Hunger Hormone Influences Comfort Eating when Stressed
The term “comfort food” is used to describe something that is consumed that seems to improve emotional status. It was first coined in 1977 and is divided into four subcategories – nostalgic food, indulgence foods, convenience foods and physical comfort foods. The foods that we choose as a coping mechanism to stress (the physical comfort foods) may not be all in the brain, but could be influenced by ghrelin, also known as the “hunger hormone”.
Study Narrows Down Reasons Why We Eat Fatty Food When Stressed
The ingestion of comfort food has been studies as a contributory factor to the obesity epidemic. Previous research by Mary Dallman et al at The Rockefeller University found that during stressful situations, certain hormones increase the tendency toward pleasurable or compulsive activities, such as ingesting comfort foods consisting highly of sucrose (sugar) and fat.
New research, led by Dr. Jeffrey Zigman, an assistant professor of internal medicine and psychiatry at UT Southwestern Medical Center, drills down to one of these hormonal pathways, focusing on ghrelin which is released from the gastrointestinal tract and plays a role in sending hunger signals to the brain. Chronic stress has been shown to increase ghrelin levels and behaviors that are associated with depression and anxiety are minimized when ghrelin levels rise.
Zigman and colleagues developed a mouse model to study the effects of ghrelin on overeating and weight gain during stressful times. They subjected the nice to a standard laboratory technique that induces social stress by exposure to more dominant “bully” mice. The mice subjected to stress gravitated toward a chamber where they were trained to find pleasurable, fatty foods. Genetically engineered “control” mice, those who were not able to respond to stress-induced ghrelin, showed no preference toward the mouse “comfort foods.”
The study also showed that the effects of ghrelin are due to interaction with a subset of neurons that use catecholamines as a neurotransmitter. These include the dopaminergic neurons in the brain’s ventral tegmental area, which is known to be associated with pleasure and reward behaviors.

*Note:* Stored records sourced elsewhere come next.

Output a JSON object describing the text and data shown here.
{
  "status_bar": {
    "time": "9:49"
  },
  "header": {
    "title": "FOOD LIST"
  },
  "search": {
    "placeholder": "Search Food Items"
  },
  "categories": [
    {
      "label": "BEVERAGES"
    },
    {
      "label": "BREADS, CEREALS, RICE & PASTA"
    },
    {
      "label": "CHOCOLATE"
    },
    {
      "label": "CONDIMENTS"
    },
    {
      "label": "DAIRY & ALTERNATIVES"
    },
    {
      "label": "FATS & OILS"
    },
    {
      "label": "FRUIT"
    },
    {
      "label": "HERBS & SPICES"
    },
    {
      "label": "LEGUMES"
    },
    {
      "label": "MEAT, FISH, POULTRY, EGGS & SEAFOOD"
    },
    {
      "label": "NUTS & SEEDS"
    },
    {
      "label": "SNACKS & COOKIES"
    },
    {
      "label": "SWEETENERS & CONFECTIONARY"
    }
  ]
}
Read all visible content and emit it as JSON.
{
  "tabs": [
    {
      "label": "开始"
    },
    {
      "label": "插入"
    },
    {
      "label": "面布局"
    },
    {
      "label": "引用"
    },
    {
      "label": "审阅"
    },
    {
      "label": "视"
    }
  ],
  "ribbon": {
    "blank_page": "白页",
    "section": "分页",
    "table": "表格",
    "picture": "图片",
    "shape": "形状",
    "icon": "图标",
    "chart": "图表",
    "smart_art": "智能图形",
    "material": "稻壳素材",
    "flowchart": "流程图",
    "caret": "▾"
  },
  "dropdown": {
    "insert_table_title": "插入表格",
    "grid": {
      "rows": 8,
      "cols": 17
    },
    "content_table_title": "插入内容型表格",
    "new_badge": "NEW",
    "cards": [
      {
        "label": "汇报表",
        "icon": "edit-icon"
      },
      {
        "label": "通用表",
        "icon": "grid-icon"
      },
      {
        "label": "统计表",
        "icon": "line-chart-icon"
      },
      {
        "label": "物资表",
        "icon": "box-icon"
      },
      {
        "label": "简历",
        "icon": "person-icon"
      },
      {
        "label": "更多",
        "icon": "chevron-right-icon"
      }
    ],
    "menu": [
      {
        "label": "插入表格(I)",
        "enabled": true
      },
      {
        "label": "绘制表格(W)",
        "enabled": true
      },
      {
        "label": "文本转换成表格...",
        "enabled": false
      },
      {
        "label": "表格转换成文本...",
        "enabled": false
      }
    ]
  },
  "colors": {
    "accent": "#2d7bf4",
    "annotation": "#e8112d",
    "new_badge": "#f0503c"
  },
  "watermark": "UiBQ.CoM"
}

“Our findings show that ghrelin signaling is crucial to this particular behavior and that the increase in ghrelin which occurs as a result of chronic stress is probably behind these food-reward behaviors,” Dr. Zigman said, writing in the Journal of Clinical Investigation. “This helps explain certain complex eating behaviors and may be one of the mechanisms by which obesity develops in people exposed to psychosocial stress.”
This new finding may lead to the development of new therapeutic measures to treat and/or prevent obesity, Dr. Zigman concludes.